How to do it...
Let's see how to preprocess data in Python:
- Let's start by importing the library:
>> from sklearn import preprocessing
The sklearn library is a free software machine learning library for the Python programming language. It features various classification, regression, and clustering algorithms, including support vector machines (SVMs), random forests, gradient boosting, k-means, and DBSCAN, and is designed to interoperate with the Python numerical and scientific libraries, NumPy and SciPy.
- To understand the outcome of mean removal on our data, we first visualize the mean and standard deviation of the vector we have just created:
>> print("Mean: ",data.mean(axis=0))
>> print("Standard Deviation: ",data.std(axis=0))
The mean() function returns the sample arithmetic mean of data, which can be a sequence or an iterator. The std() function returns the standard deviation, a measure of the distribution of the array elements. The axis parameter specifies the axis along which these functions are computed (0 for columns, and 1 for rows).
The following results are returned:
Mean: [ 1.33333333 1.93333333 -0.06666667 -2.53333333]
Standard Deviation: [1.24721913 2.44449495 1.60069429 3.30689515]
- Now we can proceed with standardization:
>> data_standardized = preprocessing.scale(data)

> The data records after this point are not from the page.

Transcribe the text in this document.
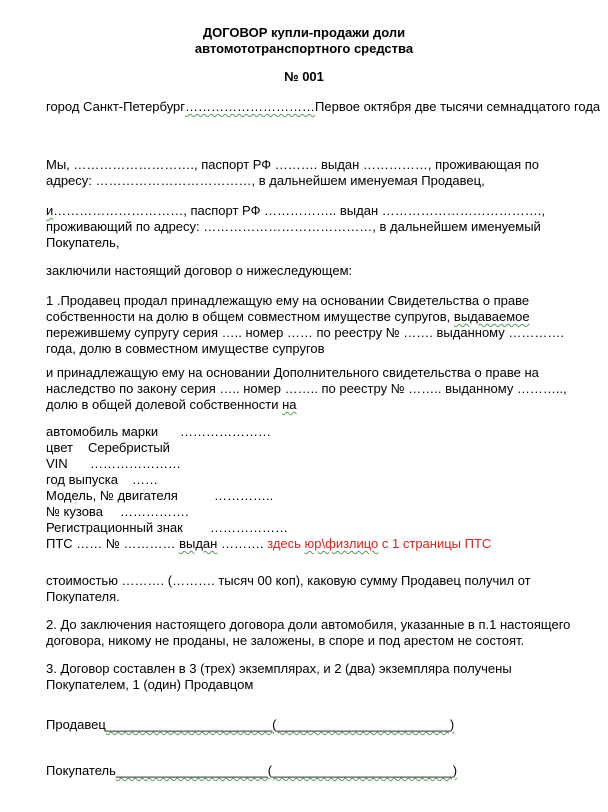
ДОГОВОР купли-продажи доли
автомототранспортного средства
№ 001
город Санкт-Петербург…………………………Первое октября две тысячи семнадцатого года
Мы, ………………………., паспорт РФ ………. выдан ……………, проживающая по
адресу: ………………………………, в дальнейшем именуемая Продавец,
и…………………………, паспорт РФ …………….. выдан ……………………………….,
проживающий по адресу: …………………………………, в дальнейшем именуемый
Покупатель,
заключили настоящий договор о нижеследующем:
1 .Продавец продал принадлежащую ему на основании Свидетельства о праве
собственности на долю в общем совместном имуществе супругов, выдаваемое
пережившему супругу серия ….. номер …… по реестру № ……. выданному ………….
года, долю в совместном имуществе супругов
и принадлежащую ему на основании Дополнительного свидетельства о праве на
наследство по закону серия ….. номер …….. по реестру № …….. выданному ………..,
долю в общей долевой собственности на
автомобиль марки …………………
цвет Серебристый
VIN …………………
год выпуска ……
Модель, № двигателя	…………..
№ кузова …………….
Регистрационный знак ………………
ПТС …… № ………… выдан ………. здесь юр\физлицо с 1 страницы ПТС
стоимостью ………. (………. тысяч 00 коп), каковую сумму Продавец получил от
Покупателя.
2. До заключения настоящего договора доли автомобиля, указанные в п.1 настоящего
договора, никому не проданы, не заложены, в споре и под арестом не состоят.
3. Договор составлен в 3 (трех) экземплярах, и 2 (два) экземпляра получены
Покупателем, 1 (один) Продавцом
Продавец_______________________(________________________)
Покупатель_____________________(_________________________)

The preprocessing.scale() function standardizes a dataset along any axis. This method centers the data on the mean and resizes the components in order to have a unit variance.
- Now we recalculate the mean and standard deviation on the standardized data:
>> print("Mean standardized data: ",data_standardized.mean(axis=0))
>> print("Standard Deviation standardized data: ",data_standardized.std(axis=0))
The following results are returned:
Mean standardized data: [ 5.55111512e-17 -1.11022302e-16 -7.40148683e-17 -7.40148683e-17]
Standard Deviation standardized data: [1. 1. 1. 1.]
You can see that the mean is almost 0 and the standard deviation is 1.